[R] flexible approach to subsetting data

Tue Jul 23 19:49:53 CEST 2013

On Jul 23, 2013, at 10:01 AM, Adams, Jean wrote:

> Check out the reshape() function of the reshape package.  Here's one of the
> examples from ?reshape.
> 
> Jean
> 
> 
> library(reshape)   # No,  at least not for the reshape-function

The reshape function is from the 'base' package. The 'reshape' and 'reshape2' packages were written (at least in part) because the 'reshape'-function was so difficult to understand.

If you do choose to use the reshape2 package, which is well-respected and often extremely helpful, the function you will want to start with is 'melt'.

> long <- reshape(wide, direction="long")

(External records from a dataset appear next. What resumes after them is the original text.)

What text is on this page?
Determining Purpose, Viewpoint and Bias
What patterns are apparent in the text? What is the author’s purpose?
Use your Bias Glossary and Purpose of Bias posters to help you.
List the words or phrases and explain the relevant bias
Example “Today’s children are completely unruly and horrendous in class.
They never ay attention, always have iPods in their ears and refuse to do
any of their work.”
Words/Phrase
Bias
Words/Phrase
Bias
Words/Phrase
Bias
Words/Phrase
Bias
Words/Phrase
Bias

I don't think this example will be particularly helpful since the initial direction is "long" (from "wide") and more input would be needed.

> wide
> long
> 
> 
> 
> On Tue, Jul 23, 2013 at 9:35 AM, Andrea Lamont <alamont082 at gmail.com> wrote:
> 
>> Hello:
>> 
>> I am running a simulation study and am stuck with a subsetting problem.
>> 
>> Here is the basic issue:
>> I generated data and am running a simulation that uses multiple imputation.
>> For each generated dataset, I used multiple imputation.  The resultant
>> dataset is in wide for where each imputation is recorded as a separate
>> column (though the different simulations are stacked).  Here is an example
>> of what it looks like:
>> 
>> sim   X1   X2   X3   sim.1   X1.1    X1.1    X3.1

>> 1         #    #     #        #           #          #         #
>> 1         #    #     #        #           #          #         #
>> 1         #    #     #        #           #          #         #
>> 2         #    #     #        #           #          #         #
>> 2         #    #     #        #           #          #         #
>> 2         #    #     #        #           #          #         #
>> 
>> sim refers to the simulated/generated dataset. X1-X3 are the values for the
>> first imputed dataset, X1.1-X3.1 are the values for the second imputed
>> dataset.
>> 
>> The problem is that I want the data to be in long format, like this:
>> 
>> sim m X1 X2 X3
>> 1  1   #   #    #
>> 1  2   #   #    #
>> 2  1   #   #    #
>> 2  2   #   #    #
>> 
>> where m is the imputation number.
>> This will allow me to do cleaner calculations (e.g. X3-X1).
>> 
>> I know I can subset the data manually - e.g. [,1:10] and save this to
>> separate datasets then  rbind; however, I'm looking for a more flexible
>> approach to do this.  This manual approach would be quite tedious as number
>> of imputations (and therefore number of columns) increased (with only 10
>> imputations, there are roughly 810 columns). Also,I would like to
>> avoid having to recode each time I change the number of imputations.
>> 
>> THe same is true for the reshape function, which would require naming
>> a huge number of columns and edits each time 'm' changes.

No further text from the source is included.